The importance of estrogen actions in the etiology of prostate cancer (PC) has been widely accepted following the demonstration that androgens, in combination with estrogens, can induce neoplastic lesions in the prostate [1]. The tumor microenvironment is crucial in this process since tissue recombination assays showed that stromal ERα is required for neoplastic transformation. The apparent lack of epithelial ERα expression in the majority of PC previously led to the notion that direct estrogen action in tumor cells is only through ERβ, a paralog of ERα with antitumor activities. However, we recently reported ERα positive epithelial cells in approximately half of the patients with aggressive, high Gleason score tumors [2].

As we reported, not all epithelial cells in a given tumor are positive for ERα expression. Similar findings of heterogeneous ERα expression have been published recently in a distinct cohort of PC patients in which epithelial ERα expression correlates with poor patient prognosis [3]. What causes a subset of PC cells to express ERα is currently unknown. Previous work demonstrated that ERα expression can be silenced by promoter methylation, and it is likely that re-expression of ERα in PC cells involves chromatin modifications. With advances in cell sorting technology (using intracellular fluorescent probes) and progress in isolating viable cell populations directly from human prostate tissues, we are confident that gene expression analysis of ERα-positive PC cells is achievable and represents an important step towards understanding the pro-tumorigenic role of epithelial ERα in PC.

Alternatively, we generated an ERα specific gene expression signature from murine PTEN-null prostate epithelial cells and gene ontology analysis revealed that ERα regulates the expression of a wide range of mRNAs coding for proteins involved in carbohydrates metabolism [2]. The loss of PTEN facilitates downstream activation of mTORC1 and both events are associated with increased glycolytic and proliferative activity in tumors [4]. Our demonstration that ERα sustains this glycolytic environment [2] could be specifically associated with PTEN-loss and it will be important to assess the role of ERα in prostate tumors harboring different genetic aberrations (e.g TMPRSS2-ERG fusion, MYC overexpression, etc). In the context of the loss of PTEN, we also showed that downregulation of ERα decreases the proliferative potential of PC cells. This reduction in proliferation was accompanied by inhibition of the phosphorylation of ERK1/2, AKT and MNK, key kinases of the MAPK and PI3K pathways. This is in agreement with the “non-genomic” model of ERα action in breast cancer where a pool of ERα is associated with the plasma membrane to direct the activation of the MAPK and PI3K pathways. In addition, the ability of ERα to regulate gene expression at the transcriptional level, and to modulate the activity of signaling pathways that impinge on mRNA translation efficiency, potentially adds a layer of complexity to the gene expression program of ERα in cancer cells. This hypothesis was explored in breast cancer MCF7 cells and revealed that ERα directly regulates the translational efficiency of target mRNAs [5].

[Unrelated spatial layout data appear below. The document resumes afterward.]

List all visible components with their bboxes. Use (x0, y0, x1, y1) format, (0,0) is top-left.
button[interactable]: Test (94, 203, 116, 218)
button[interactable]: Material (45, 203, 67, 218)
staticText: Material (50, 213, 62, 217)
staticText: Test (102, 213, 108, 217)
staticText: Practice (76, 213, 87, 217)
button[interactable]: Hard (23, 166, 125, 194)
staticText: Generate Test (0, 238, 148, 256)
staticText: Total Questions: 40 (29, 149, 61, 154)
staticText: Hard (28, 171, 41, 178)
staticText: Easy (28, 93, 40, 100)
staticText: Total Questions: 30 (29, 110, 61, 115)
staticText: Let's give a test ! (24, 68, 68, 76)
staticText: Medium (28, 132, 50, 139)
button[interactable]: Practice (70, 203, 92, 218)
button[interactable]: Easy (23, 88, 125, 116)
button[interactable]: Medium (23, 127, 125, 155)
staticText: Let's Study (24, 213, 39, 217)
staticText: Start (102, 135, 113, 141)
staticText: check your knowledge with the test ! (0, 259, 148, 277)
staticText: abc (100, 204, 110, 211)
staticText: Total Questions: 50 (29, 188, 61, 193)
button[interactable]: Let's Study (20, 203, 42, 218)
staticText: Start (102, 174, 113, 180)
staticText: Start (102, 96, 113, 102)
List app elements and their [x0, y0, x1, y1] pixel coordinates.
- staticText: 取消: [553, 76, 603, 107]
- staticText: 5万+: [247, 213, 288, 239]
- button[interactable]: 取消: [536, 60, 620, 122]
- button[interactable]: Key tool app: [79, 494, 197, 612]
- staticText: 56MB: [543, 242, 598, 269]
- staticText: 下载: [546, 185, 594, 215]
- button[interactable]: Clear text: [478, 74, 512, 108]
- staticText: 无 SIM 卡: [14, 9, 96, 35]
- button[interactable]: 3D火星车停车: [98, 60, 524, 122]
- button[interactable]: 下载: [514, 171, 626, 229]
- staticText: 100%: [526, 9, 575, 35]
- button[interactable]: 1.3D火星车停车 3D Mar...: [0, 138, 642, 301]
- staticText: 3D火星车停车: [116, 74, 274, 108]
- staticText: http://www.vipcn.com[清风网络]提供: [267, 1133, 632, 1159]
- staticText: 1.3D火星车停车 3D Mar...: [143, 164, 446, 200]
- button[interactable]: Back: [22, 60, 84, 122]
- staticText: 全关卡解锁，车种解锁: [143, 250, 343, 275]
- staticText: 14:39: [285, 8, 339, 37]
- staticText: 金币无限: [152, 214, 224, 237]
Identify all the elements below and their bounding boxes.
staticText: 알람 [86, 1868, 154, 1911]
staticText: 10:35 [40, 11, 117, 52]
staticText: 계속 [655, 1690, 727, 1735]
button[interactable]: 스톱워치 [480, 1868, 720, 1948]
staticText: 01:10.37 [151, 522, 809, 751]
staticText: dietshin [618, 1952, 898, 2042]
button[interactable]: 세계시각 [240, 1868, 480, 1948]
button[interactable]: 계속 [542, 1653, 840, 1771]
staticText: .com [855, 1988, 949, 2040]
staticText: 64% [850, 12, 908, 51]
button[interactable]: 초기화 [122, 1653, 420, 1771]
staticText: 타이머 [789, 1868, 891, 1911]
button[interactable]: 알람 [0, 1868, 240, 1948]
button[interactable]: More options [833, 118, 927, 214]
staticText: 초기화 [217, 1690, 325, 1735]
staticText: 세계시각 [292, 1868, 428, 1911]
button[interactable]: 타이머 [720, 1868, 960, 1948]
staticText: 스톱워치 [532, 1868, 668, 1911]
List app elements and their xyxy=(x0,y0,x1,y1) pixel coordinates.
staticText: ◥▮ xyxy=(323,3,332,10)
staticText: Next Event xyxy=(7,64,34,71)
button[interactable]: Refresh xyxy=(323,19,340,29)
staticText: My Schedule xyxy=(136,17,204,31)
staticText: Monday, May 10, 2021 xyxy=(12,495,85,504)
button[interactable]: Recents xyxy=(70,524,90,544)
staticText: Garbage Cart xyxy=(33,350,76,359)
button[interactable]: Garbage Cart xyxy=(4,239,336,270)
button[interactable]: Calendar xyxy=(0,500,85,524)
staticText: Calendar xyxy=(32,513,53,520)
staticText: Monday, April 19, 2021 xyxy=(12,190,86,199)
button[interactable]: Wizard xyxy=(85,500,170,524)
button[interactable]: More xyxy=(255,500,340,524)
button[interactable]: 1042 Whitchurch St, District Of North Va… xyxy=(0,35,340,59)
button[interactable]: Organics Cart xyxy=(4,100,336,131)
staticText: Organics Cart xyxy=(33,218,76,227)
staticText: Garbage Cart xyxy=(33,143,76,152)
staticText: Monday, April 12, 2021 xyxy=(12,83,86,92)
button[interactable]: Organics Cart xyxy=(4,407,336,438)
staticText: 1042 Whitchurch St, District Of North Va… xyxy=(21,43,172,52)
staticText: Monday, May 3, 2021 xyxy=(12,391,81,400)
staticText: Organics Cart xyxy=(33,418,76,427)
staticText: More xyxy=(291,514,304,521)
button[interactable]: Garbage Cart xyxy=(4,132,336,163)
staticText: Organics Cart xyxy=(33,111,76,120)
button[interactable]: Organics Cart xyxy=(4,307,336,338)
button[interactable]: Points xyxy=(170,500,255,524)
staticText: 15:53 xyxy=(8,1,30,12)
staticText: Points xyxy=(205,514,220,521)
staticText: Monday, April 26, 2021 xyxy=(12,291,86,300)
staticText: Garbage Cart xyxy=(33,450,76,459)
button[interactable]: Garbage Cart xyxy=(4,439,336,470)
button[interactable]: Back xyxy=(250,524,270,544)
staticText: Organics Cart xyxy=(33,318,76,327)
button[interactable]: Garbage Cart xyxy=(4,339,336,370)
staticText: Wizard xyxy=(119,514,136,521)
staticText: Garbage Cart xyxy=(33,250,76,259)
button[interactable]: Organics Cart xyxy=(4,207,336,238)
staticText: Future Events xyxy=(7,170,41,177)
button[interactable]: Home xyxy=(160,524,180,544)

Recent results from Rubin & colleagues [6] not only support our findings that subsets of PC cells express ERα, but show that ERα regulates the expression of a long non coding RNA (NEAT1) which is associated with poor prognosis. ERα has also been shown to regulate the expression of multiple miRNAs in breast cancer cells [7]. Considering that our gene expression profiling was performed using microarrays representing only mRNAs, this precluded us from identifying the “noncoding” transcriptional profile of ERα. Future work to assess if miRNAs are regulated by ERα in PC will bridge the gap between transcriptional and translational profiling of PC cells expressing ERα.

Overall, these findings provide a framework in which further experiments could be designed to validate ERα as a biomarker of poor prognosis in PC or as a direct therapeutic target. This could lead to the preclinical testing of pure antagonists of ERα in ERα-positive PC.